Maher Torches Swalwell as Colbert Hides

Maher Torches Swalwell as Colbert Hides

Bill Maher spent part of Friday night going after Eric Swalwell, and he did it in a way that a lot of TV comics would never touch. Maher is no conservative. Nobody is confusing him with a Fox News guy. But he still went there. That alone made the segment stand out.

Maher said he had brought Swalwell on his show more than once, but the former California congressman always gave him bad vibes. He made that plain on air and didn’t try to soften it. “I’ve got to say, we had him on a couple of times. Ask my staff, I never liked him,” Maher said.

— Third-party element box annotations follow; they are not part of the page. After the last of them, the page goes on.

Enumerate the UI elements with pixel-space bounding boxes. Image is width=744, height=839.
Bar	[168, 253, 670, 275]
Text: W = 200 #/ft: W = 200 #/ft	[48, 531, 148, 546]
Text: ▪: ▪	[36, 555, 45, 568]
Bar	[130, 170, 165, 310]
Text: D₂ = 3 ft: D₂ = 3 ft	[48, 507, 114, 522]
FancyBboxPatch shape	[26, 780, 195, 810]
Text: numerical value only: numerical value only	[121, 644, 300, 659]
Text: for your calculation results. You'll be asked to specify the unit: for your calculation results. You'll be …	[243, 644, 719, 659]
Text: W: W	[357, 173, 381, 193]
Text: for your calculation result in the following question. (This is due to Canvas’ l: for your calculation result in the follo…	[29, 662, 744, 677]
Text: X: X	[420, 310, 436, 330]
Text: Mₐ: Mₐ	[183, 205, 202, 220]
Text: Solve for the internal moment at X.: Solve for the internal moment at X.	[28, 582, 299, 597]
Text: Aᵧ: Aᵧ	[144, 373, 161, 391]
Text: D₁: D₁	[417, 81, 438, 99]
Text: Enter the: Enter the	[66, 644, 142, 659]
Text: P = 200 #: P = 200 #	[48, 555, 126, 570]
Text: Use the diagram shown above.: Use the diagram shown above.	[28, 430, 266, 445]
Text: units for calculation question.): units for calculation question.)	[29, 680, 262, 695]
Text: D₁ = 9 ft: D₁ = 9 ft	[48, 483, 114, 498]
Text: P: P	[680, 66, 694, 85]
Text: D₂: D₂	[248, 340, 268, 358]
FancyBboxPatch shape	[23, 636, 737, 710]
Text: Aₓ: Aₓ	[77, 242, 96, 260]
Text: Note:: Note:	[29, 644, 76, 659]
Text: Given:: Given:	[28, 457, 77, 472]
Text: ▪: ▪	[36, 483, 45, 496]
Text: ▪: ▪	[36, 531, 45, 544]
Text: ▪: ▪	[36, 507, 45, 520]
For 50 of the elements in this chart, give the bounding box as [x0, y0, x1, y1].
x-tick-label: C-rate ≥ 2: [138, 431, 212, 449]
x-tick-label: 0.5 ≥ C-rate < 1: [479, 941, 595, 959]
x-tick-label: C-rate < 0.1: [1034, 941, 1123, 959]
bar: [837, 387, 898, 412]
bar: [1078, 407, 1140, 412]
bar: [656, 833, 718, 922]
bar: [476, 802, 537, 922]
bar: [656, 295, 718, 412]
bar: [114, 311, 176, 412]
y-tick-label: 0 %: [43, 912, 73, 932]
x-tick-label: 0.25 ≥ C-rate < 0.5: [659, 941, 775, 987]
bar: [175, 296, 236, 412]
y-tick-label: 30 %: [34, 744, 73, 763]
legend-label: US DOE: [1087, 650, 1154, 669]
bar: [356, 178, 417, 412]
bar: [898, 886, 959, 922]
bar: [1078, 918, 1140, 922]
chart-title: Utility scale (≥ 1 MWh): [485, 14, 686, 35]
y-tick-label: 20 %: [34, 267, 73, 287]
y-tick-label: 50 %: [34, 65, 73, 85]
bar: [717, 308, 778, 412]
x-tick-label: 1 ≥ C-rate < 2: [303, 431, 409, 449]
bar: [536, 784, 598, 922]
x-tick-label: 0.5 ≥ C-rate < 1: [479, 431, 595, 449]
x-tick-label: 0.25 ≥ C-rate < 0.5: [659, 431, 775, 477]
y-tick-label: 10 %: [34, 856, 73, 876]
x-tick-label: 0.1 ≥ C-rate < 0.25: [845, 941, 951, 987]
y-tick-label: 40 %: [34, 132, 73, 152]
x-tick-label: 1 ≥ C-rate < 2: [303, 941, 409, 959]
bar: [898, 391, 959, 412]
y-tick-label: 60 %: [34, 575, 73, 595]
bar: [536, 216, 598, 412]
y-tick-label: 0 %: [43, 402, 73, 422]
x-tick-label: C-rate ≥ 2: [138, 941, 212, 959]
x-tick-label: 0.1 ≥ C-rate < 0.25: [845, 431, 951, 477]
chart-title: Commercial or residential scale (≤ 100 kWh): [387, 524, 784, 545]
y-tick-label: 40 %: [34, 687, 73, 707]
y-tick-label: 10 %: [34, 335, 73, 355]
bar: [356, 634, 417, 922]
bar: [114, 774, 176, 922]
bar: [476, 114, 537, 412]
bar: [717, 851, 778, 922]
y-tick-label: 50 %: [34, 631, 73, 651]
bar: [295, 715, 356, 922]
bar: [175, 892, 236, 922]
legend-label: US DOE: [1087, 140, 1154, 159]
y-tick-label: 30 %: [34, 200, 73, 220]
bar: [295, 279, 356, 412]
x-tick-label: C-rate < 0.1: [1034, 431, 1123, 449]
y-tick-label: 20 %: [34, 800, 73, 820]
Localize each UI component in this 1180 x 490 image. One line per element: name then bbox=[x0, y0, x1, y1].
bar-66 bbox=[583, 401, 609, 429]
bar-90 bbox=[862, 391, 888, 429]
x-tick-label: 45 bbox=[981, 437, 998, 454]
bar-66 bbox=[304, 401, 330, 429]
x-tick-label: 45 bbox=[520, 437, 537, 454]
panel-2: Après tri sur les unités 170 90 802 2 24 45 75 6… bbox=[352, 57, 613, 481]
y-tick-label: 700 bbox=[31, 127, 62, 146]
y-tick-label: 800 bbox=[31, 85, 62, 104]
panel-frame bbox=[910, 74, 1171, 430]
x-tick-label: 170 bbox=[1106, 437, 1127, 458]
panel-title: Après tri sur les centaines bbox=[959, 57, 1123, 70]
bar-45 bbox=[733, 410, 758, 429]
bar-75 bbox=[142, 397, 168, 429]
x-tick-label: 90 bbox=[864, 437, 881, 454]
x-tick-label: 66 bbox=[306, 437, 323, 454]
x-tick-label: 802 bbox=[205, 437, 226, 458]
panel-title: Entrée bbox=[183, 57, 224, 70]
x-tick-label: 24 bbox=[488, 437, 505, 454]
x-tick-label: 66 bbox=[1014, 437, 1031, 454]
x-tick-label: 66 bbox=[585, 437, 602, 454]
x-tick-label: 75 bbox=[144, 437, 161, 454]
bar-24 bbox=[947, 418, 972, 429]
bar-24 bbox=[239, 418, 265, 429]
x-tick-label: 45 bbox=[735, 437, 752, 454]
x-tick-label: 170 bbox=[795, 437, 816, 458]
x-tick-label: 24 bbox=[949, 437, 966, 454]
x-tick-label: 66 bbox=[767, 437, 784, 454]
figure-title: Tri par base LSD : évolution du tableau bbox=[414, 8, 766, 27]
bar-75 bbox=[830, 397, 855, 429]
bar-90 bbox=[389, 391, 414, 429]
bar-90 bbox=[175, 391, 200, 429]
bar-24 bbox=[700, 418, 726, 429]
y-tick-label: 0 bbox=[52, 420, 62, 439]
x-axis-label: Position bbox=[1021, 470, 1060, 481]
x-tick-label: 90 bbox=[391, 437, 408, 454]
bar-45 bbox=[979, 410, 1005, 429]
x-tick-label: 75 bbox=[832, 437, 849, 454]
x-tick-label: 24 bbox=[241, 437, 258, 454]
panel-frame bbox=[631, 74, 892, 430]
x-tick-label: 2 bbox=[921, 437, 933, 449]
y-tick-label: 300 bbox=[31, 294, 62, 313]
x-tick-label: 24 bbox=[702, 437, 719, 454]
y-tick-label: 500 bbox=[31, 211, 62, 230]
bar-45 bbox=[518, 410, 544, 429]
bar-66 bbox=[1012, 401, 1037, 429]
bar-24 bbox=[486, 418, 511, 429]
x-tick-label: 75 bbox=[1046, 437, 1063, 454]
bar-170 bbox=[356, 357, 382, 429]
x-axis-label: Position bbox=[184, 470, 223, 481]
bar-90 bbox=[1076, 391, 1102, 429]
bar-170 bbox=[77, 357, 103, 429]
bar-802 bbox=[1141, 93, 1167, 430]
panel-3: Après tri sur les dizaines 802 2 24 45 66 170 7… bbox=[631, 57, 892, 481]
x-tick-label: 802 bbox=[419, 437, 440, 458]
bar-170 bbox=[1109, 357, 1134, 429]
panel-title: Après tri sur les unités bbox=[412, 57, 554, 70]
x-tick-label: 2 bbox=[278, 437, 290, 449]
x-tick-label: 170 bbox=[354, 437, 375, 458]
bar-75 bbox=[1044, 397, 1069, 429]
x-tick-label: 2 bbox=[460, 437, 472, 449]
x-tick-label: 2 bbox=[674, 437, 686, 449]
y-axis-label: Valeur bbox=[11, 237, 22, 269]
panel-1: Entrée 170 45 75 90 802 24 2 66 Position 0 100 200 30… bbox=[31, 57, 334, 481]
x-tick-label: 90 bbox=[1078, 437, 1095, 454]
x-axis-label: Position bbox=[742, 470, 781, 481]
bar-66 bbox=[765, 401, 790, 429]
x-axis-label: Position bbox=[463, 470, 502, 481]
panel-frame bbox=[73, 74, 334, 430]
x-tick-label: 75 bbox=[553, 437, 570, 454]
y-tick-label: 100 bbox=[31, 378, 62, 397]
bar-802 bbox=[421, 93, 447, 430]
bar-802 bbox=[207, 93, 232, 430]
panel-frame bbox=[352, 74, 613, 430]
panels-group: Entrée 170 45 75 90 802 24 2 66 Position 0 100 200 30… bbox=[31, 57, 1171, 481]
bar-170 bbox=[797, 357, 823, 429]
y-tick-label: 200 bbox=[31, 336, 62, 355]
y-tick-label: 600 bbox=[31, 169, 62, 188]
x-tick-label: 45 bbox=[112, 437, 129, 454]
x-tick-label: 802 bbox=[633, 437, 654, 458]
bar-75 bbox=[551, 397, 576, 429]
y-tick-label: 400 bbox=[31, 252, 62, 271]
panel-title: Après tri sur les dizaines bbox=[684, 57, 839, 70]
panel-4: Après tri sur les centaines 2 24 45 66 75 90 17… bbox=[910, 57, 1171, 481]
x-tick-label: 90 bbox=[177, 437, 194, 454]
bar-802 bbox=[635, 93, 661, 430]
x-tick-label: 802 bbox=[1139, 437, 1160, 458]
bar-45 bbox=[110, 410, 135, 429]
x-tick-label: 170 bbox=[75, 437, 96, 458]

He went even harder from there. “I’ve always thought this guy was a f—ing creep. I never liked him and, yet, so many Democrats stood by him, and now that we’re finding out that it was such an open secret.” That is the kind of line that lands because it cuts through the usual TV fog. No spin. No candy coating. Just blunt talk.

Maher also pointed to the bigger problem. These kinds of stories often sit around for years while insiders act like nothing is wrong. He said, “I hear this so many times. … It was an open secret,” and asked, “What is going on here where it takes so long for the open secret to [come out]?” It was a fair question, and an uncomfortable one for anyone who likes to pretend the political class polices itself.

That’s where the late-night double standard jumps out. Maher talked about it. Others didn’t. Jimmy Kimmel and Stephen Colbert, who usually have plenty to say when they can score cheap applause against Republicans, reportedly skipped over the Swalwell story entirely. That silence says plenty. When the target is one of their own side’s favorites, the outrage often fades fast.

Swalwell had been a regular guest on the big comedy shows and got plenty of help from that circuit when he was pushing his political ambitions. Now the story has flipped, and the same crowd that loved having him on suddenly has nothing to say. That kind of selective attention is exactly why people roll their eyes at the media game.

Maher at least did the hard thing. He said what he thought. He didn’t hide behind a safe script. And in a media world packed with cowards, that was the most notable part of the night.